Going back to a simpler time where you couldn’t just double tap your crush, Debby Woo relied on horoscopes to tell her if she was a perfect match with the boys she liked – from then to now, the only difference with her modern heartache is the filter used to update her recent status change. “I started to write about relationships after my first heartbreak when I was 20-years old. You just have to let things out, but at the same time, I didn’t want my friends to see me as the heartbroken girl that won’t stop posting sad things on Facebook. I thought how it was a waste to spend too much time thinking of that person who’s not coming back, so I started to write short sentences and sketches to cheer myself up. Also, it’s more positive to look at our newsfeed.”
“Because there’s no words on my work and I just draw about their stories, I think people can feel comforted knowing that they are not alone in this situation, and they have someone to relate to through my art.”
Now drawing portraits of lovesick girls unfiltered from the dreamlike haze of social media, Debby Woo explores the concept of stability and love through a series of computer screenshot illustrations. With just the right click, the Taiwanese artist can take a snap on art imitating life on the Internet. Finding a missing link between the perception of relationships from other cultures compared to Asians, Debby dials us up to date with her most recent work, Asian Girls Insecure. “Asians grow up in a different way. From what I see, Asian girls don’t point out the problem right away when there is one. We feel more comfortable to wait and see if things might change, or give our boyfriend hints in hopes that they’ll just get it. We tolerate things till we can’t hold it in anymore – of course, I’m not saying Asians are like this, but from my own perspective it’s been like this,” she shares, drafting us a sneak peak beyond her online persona. “It’s not always a bad thing to hold back,” she adds.
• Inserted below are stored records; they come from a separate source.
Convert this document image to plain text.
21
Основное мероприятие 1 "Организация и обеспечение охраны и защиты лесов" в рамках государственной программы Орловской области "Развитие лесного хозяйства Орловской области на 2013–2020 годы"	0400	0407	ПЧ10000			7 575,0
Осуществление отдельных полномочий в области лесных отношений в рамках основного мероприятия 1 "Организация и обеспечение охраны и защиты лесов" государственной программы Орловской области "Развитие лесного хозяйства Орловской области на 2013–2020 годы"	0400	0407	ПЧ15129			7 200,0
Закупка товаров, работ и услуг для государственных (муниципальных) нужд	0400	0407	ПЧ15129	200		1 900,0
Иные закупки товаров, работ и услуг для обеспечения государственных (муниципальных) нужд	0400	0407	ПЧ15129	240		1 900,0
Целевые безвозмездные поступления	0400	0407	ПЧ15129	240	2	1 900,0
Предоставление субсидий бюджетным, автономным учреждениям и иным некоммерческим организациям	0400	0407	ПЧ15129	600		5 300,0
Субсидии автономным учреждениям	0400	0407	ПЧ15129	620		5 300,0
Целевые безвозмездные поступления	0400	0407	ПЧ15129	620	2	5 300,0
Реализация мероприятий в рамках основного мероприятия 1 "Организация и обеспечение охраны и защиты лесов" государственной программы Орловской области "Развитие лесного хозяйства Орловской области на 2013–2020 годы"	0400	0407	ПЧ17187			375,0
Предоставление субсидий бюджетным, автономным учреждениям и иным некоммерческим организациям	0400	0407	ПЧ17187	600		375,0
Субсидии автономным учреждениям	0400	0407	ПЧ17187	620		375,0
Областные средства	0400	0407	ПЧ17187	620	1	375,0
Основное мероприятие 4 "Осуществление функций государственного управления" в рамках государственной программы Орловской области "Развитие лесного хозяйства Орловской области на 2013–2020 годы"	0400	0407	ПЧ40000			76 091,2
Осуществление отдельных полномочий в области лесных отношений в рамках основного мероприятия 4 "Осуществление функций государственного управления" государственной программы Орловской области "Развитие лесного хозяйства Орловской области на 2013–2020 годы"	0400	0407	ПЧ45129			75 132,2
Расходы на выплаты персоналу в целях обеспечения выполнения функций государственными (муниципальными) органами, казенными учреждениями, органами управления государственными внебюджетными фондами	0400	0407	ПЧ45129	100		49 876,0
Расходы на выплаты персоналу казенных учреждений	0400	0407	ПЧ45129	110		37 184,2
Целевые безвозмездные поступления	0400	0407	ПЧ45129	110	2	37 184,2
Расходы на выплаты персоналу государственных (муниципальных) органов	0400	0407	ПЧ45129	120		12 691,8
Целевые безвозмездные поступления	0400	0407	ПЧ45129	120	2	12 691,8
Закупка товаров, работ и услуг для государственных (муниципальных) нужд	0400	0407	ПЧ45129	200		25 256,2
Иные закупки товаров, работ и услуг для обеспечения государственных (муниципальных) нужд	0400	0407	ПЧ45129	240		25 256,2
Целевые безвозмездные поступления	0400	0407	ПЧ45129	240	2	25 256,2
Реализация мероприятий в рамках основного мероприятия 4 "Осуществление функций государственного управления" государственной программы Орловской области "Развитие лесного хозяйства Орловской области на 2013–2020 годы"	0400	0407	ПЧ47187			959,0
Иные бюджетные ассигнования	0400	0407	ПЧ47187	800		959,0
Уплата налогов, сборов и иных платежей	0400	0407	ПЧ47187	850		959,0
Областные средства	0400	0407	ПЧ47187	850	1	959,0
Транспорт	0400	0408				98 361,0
With a collection of stories under her belt such as Love Encyclopedia and Handbook For Healing A Broken Heart and with her most recent project, China.Girls, you could say that Debby knows the visual language of the www well enough to tell a romantic tragedy.
“For some of them, it’s just a story in the past, while some are still trying to move on. I want to tell my viewers that what you’re going through may be tough, but everything is a process.”
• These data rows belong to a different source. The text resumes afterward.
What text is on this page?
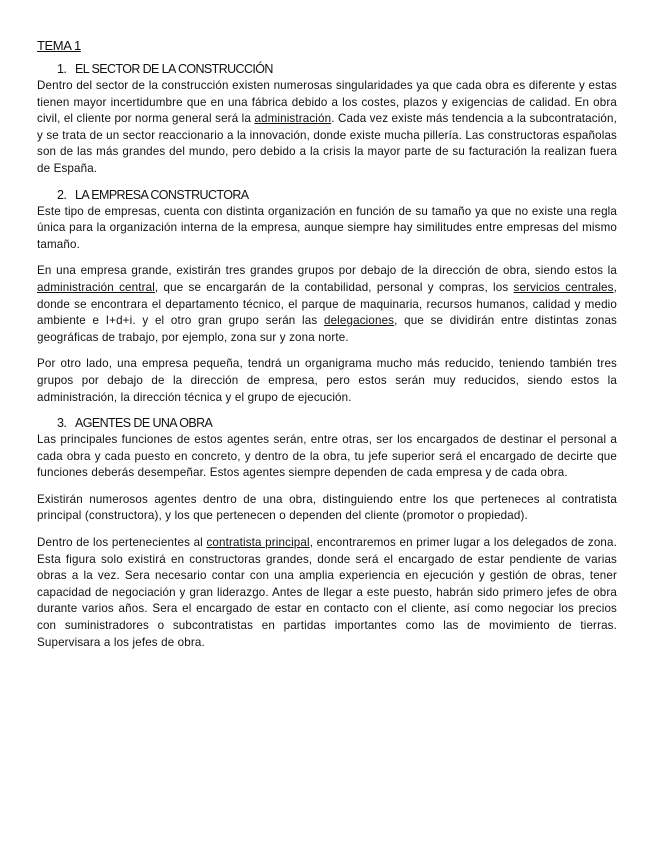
TEMA 1
1. EL SECTOR DE LA CONSTRUCCIÓN

Dentro del sector de la construcción existen numerosas singularidades ya que cada obra es diferente y estas tienen mayor incertidumbre que en una fábrica debido a los costes, plazos y exigencias de calidad. En obra civil, el cliente por norma general será la administración. Cada vez existe más tendencia a la subcontratación, y se trata de un sector reaccionario a la innovación, donde existe mucha pillería. Las constructoras españolas son de las más grandes del mundo, pero debido a la crisis la mayor parte de su facturación la realizan fuera de España.

2. LA EMPRESA CONSTRUCTORA

Este tipo de empresas, cuenta con distinta organización en función de su tamaño ya que no existe una regla única para la organización interna de la empresa, aunque siempre hay similitudes entre empresas del mismo tamaño.

En una empresa grande, existirán tres grandes grupos por debajo de la dirección de obra, siendo estos la administración central, que se encargarán de la contabilidad, personal y compras, los servicios centrales, donde se encontrara el departamento técnico, el parque de maquinaria, recursos humanos, calidad y medio ambiente e I+d+i. y el otro gran grupo serán las delegaciones, que se dividirán entre distintas zonas geográficas de trabajo, por ejemplo, zona sur y zona norte.

Por otro lado, una empresa pequeña, tendrá un organigrama mucho más reducido, teniendo también tres grupos por debajo de la dirección de empresa, pero estos serán muy reducidos, siendo estos la administración, la dirección técnica y el grupo de ejecución.

3. AGENTES DE UNA OBRA

Las principales funciones de estos agentes serán, entre otras, ser los encargados de destinar el personal a cada obra y cada puesto en concreto, y dentro de la obra, tu jefe superior será el encargado de decirte que funciones deberás desempeñar. Estos agentes siempre dependen de cada empresa y de cada obra.

Existirán numerosos agentes dentro de una obra, distinguiendo entre los que perteneces al contratista principal (constructora), y los que pertenecen o dependen del cliente (promotor o propiedad).

Dentro de los pertenecientes al contratista principal, encontraremos en primer lugar a los delegados de zona. Esta figura solo existirá en constructoras grandes, donde será el encargado de estar pendiente de varias obras a la vez. Sera necesario contar con una amplia experiencia en ejecución y gestión de obras, tener capacidad de negociación y gran liderazgo. Antes de llegar a este puesto, habrán sido primero jefes de obra durante varios años. Sera el encargado de estar en contacto con el cliente, así como negociar los precios con suministradores o subcontratistas en partidas importantes como las de movimiento de tierras. Supervisara a los jefes de obra.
“Ever since I started to draw the desktop series, the Internet culture became more and more important to me. I look for girls that I find interesting online and ask about their insecurities in their relationship, and their answers are the elements I need to draw. I use a screenshot of their own desktop to make a connection between my drawing and their real life,” she recalls behind the process of her sketching the life of what it means to be young today. “When I was really into Instagram, I always thought you can basically see my life on it. I post everything everyday, and it became a part of our lifestyle now.”
At a time where you can easily swipe right to the next love of your life, Debby takes it slow and outline their contradictions and stories of what happens after hours, when their screens are shut. “Because there’s no words on my work and I just draw about their stories, I think people can feel comforted knowing that they are not alone in this situation, and they have someone to relate to through my art.” Telling a tale of regrettable texts and 21st century anxiety of waiting for a fast reply in an even faster world, Debby Woo knows how to narrate a double tapped heartbreak. “I like talking about heartrending memories with my friends. For some of them, it’s just a story in the past, while some are still trying to move on. I want to tell my viewers that what you’re going through may be tough, but everything is a process.”